Association with domain-specific cognitive decline
The specific domains of cognitive impairment examined here included executive functioning (mental skills needed for planning, organizing, paying attention, regulating impulses, solving problems, and adapting to new demands), learning, and memory.
Participants with self-reported MI showed faster decline in all these domains, whereas the clinical MI group showed significant decline only in memory. Silent MI was not associated with a reduction in any of these domains. The authors noted that these domain-specific findings should be considered exploratory given the small sample size and infrequent administration of these assessments.
Common vascular damage can lead to brain decline
These findings are consistent with the increased risk of cognitive impairment and dementia among people with coronary ischemia, as reported by previous studies. The mechanisms underlying this association remain hypothetical.
For example, both have common risk factors. However, after adjusting for new-onset cardiovascular events, the risk of cognitive decline continued to accelerate. Other possibilities include silent infarcts in the brain, impaired clearance of waste products from brain tissue, microvascular disease, poor cerebral perfusion, and systemic inflammation.
Variable patterns of decline in cognitive domains with MI subtype may reflect different underlying mechanisms of cognitive deterioration despite a common atherosclerotic origin.
Silent MI and cognitive decline
An important finding of this study is the association between accelerated cognitive decline and silent MI, a subgroup often overlooked in previous population-based studies. This could have contributed to inconsistent results in past research. Specifically, almost 37 % of MI participants in the REGARDS cohort at baseline belonged to this subcategory.
The authors suggest that “silent MI may represent a cardiac manifestation of broader systemic microvascular disease.” People with silent MI are less likely to have large-vessel atherosclerosis and more likely to have extensive small-vessel disease. This is consistent with previous findings that this subgroup is at higher risk of ischemic stroke, perhaps due to recurrent silent cerebral infarctions.
Brief cognitive control can miss the subtle decline
The authors note several limitations of the study. Since biological age does not always correlate with chronological age, they may have underestimated the effect of age on cognition in participants with prior MI. The increased mortality in the MI group may have reduced the observed effect of prior MI on cognitive impairment.
The ECG criteria for EM used here are not consistent across studies, limiting their generalizability. Self-reported myocardial history is moderately sensitive compared with medical records. The cognitive screening tool used here is not a comprehensive assessment, may miss small changes in cognitive function, and is not specific for dementia subtypes.

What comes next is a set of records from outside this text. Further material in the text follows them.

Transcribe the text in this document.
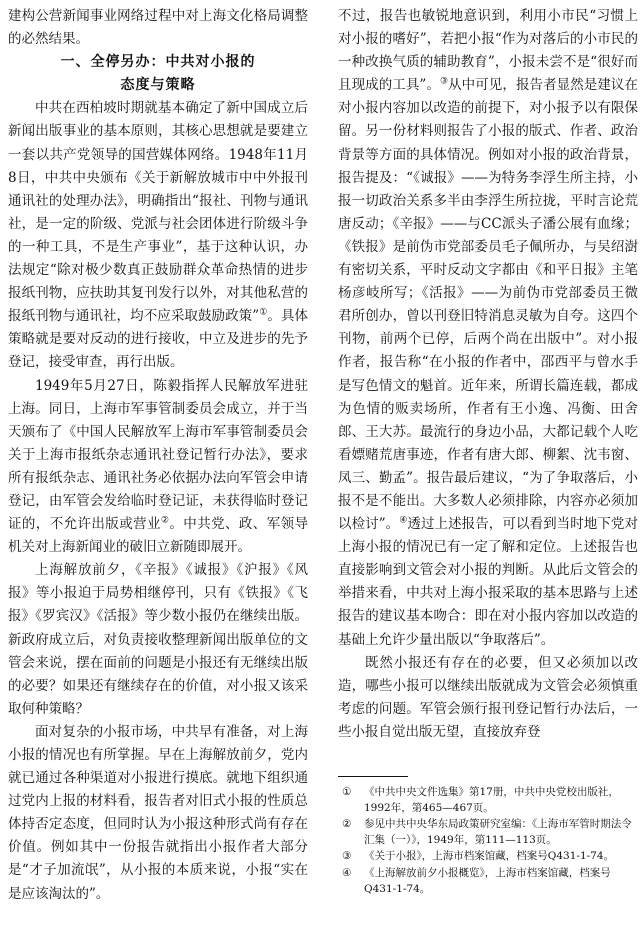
建构公营新闻事业网络过程中对上海文化格局调整的必然结果。

一、全停另办：中共对小报的
态度与策略

中共在西柏坡时期就基本确定了新中国成立后新闻出版事业的基本原则，其核心思想就是要建立一套以共产党领导的国营媒体网络。1948年11月8日，中共中央颁布《关于新解放城市中中外报刊通讯社的处理办法》，明确指出“报社、刊物与通讯社，是一定的阶级、党派与社会团体进行阶级斗争的一种工具，不是生产事业”，基于这种认识，办法规定“除对极少数真正鼓励群众革命热情的进步报纸刊物，应扶助其复刊发行以外，对其他私营的报纸刊物与通讯社，均不应采取鼓励政策”①。具体策略就是要对反动的进行接收，中立及进步的先予登记，接受审查，再行出版。

1949年5月27日，陈毅指挥人民解放军进驻上海。同日，上海市军事管制委员会成立，并于当天颁布了《中国人民解放军上海市军事管制委员会关于上海市报纸杂志通讯社登记暂行办法》，要求所有报纸杂志、通讯社务必依据办法向军管会申请登记，由军管会发给临时登记证，未获得临时登记证的，不允许出版或营业②。中共党、政、军领导机关对上海新闻业的破旧立新随即展开。

上海解放前夕，《辛报》《诚报》《沪报》《风报》等小报迫于局势相继停刊，只有《铁报》《飞报》《罗宾汉》《活报》等少数小报仍在继续出版。新政府成立后，对负责接收整理新闻出版单位的文管会来说，摆在面前的问题是小报还有无继续出版的必要？如果还有继续存在的价值，对小报又该采取何种策略？

面对复杂的小报市场，中共早有准备，对上海小报的情况也有所掌握。早在上海解放前夕，党内就已通过各种渠道对小报进行摸底。就地下组织通过党内上报的材料看，报告者对旧式小报的性质总体持否定态度，但同时认为小报这种形式尚有存在价值。例如其中一份报告就指出小报作者大部分是“才子加流氓”，从小报的本质来说，小报“实在是应该淘汰的”。

不过，报告也敏锐地意识到，利用小市民“习惯上对小报的嗜好”，若把小报“作为对落后的小市民的一种改换气质的辅助教育”，小报未尝不是“很好而且现成的工具”。③从中可见，报告者显然是建议在对小报内容加以改造的前提下，对小报予以有限保留。另一份材料则报告了小报的版式、作者、政治背景等方面的具体情况。例如对小报的政治背景，报告提及：“《诚报》——为特务李浮生所主持，小报一切政治关系多半由李浮生所拉拢，平时言论荒唐反动；《辛报》——与CC派头子潘公展有血缘；《铁报》是前伪市党部委员毛子佩所办，与吴绍澍有密切关系，平时反动文字都由《和平日报》主笔杨彦岐所写；《活报》——为前伪市党部委员王微君所创办，曾以刊登旧特消息灵敏为自夸。这四个刊物，前两个已停，后两个尚在出版中”。对小报作者，报告称“在小报的作者中，邵西平与曾水手是写色情文的魁首。近年来，所谓长篇连载，都成为色情的贩卖场所，作者有王小逸、冯衡、田舍郎、王大苏。最流行的身边小品，大都记载个人吃看嫖赌荒唐事迹，作者有唐大郎、柳絮、沈韦窗、凤三、勤孟”。报告最后建议，“为了争取落后，小报不是不能出。大多数人必须排除，内容亦必须加以检讨”。④透过上述报告，可以看到当时地下党对上海小报的情况已有一定了解和定位。上述报告也直接影响到文管会对小报的判断。从此后文管会的举措来看，中共对上海小报采取的基本思路与上述报告的建议基本吻合：即在对小报内容加以改造的基础上允许少量出版以“争取落后”。

既然小报还有存在的必要，但又必须加以改造，哪些小报可以继续出版就成为文管会必须慎重考虑的问题。军管会颁行报刊登记暂行办法后，一些小报自觉出版无望，直接放弃登

①	《中共中央文件选集》第17册，中共中央党校出版社，1992年，第465—467页。
②	参见中共中央华东局政策研究室编：《上海市军管时期法令汇集（一）》，1949年，第111—113页。
③	《关于小报》，上海市档案馆藏，档案号Q431-1-74。
④	《上海解放前夕小报概览》，上海市档案馆藏，档案号Q431-1-74。
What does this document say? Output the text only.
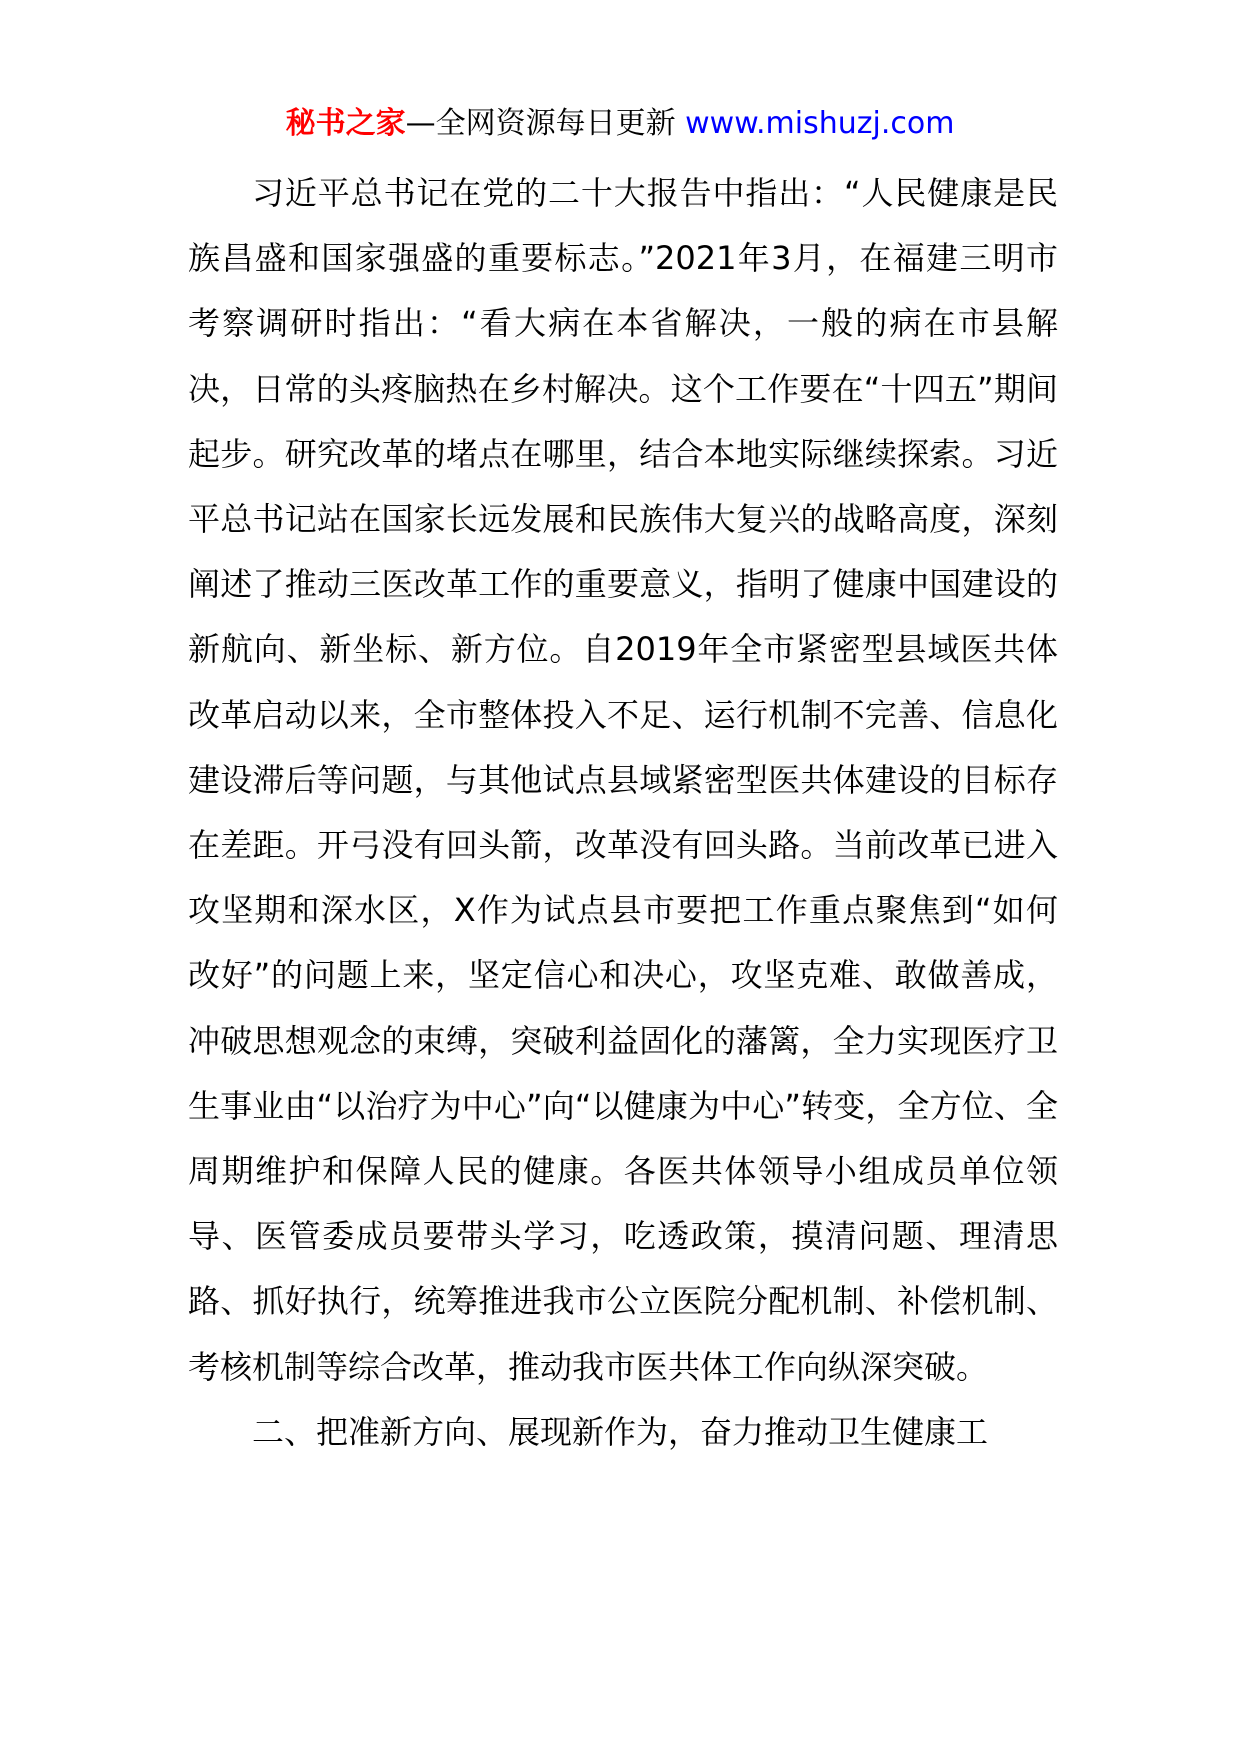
秘书之家—全网资源每日更新 www.mishuzj.com

习近平总书记在党的二十大报告中指出：“人民健康是民族昌盛和国家强盛的重要标志。”2021年3月，在福建三明市考察调研时指出：“看大病在本省解决，一般的病在市县解决，日常的头疼脑热在乡村解决。这个工作要在“十四五”期间起步。研究改革的堵点在哪里，结合本地实际继续探索。习近平总书记站在国家长远发展和民族伟大复兴的战略高度，深刻阐述了推动三医改革工作的重要意义，指明了健康中国建设的新航向、新坐标、新方位。自2019年全市紧密型县域医共体改革启动以来，全市整体投入不足、运行机制不完善、信息化建设滞后等问题，与其他试点县域紧密型医共体建设的目标存在差距。开弓没有回头箭，改革没有回头路。当前改革已进入攻坚期和深水区，X作为试点县市要把工作重点聚焦到“如何改好”的问题上来，坚定信心和决心，攻坚克难、敢做善成，冲破思想观念的束缚，突破利益固化的藩篱，全力实现医疗卫生事业由“以治疗为中心”向“以健康为中心”转变，全方位、全周期维护和保障人民的健康。各医共体领导小组成员单位领导、医管委成员要带头学习，吃透政策，摸清问题、理清思路、抓好执行，统筹推进我市公立医院分配机制、补偿机制、考核机制等综合改革，推动我市医共体工作向纵深突破。

二、把准新方向、展现新作为，奋力推动卫生健康工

Regular EKGs may identify future cognitive risk
This is one of the first studies to investigate the association between different forms of prior MI and future cognitive impairment. Overall, cognitive function declined more rapidly in patients with prior MI, regardless of whether it was clinically recognized or silent.
The use of simple, clinically feasible tools to identify these individuals is a significant benefit that supports further research to validate these results.
The findings support further study of whether routine myocardial infarction screening via EKG and self-reported history could help identify people at higher risk of long-term cognitive decline.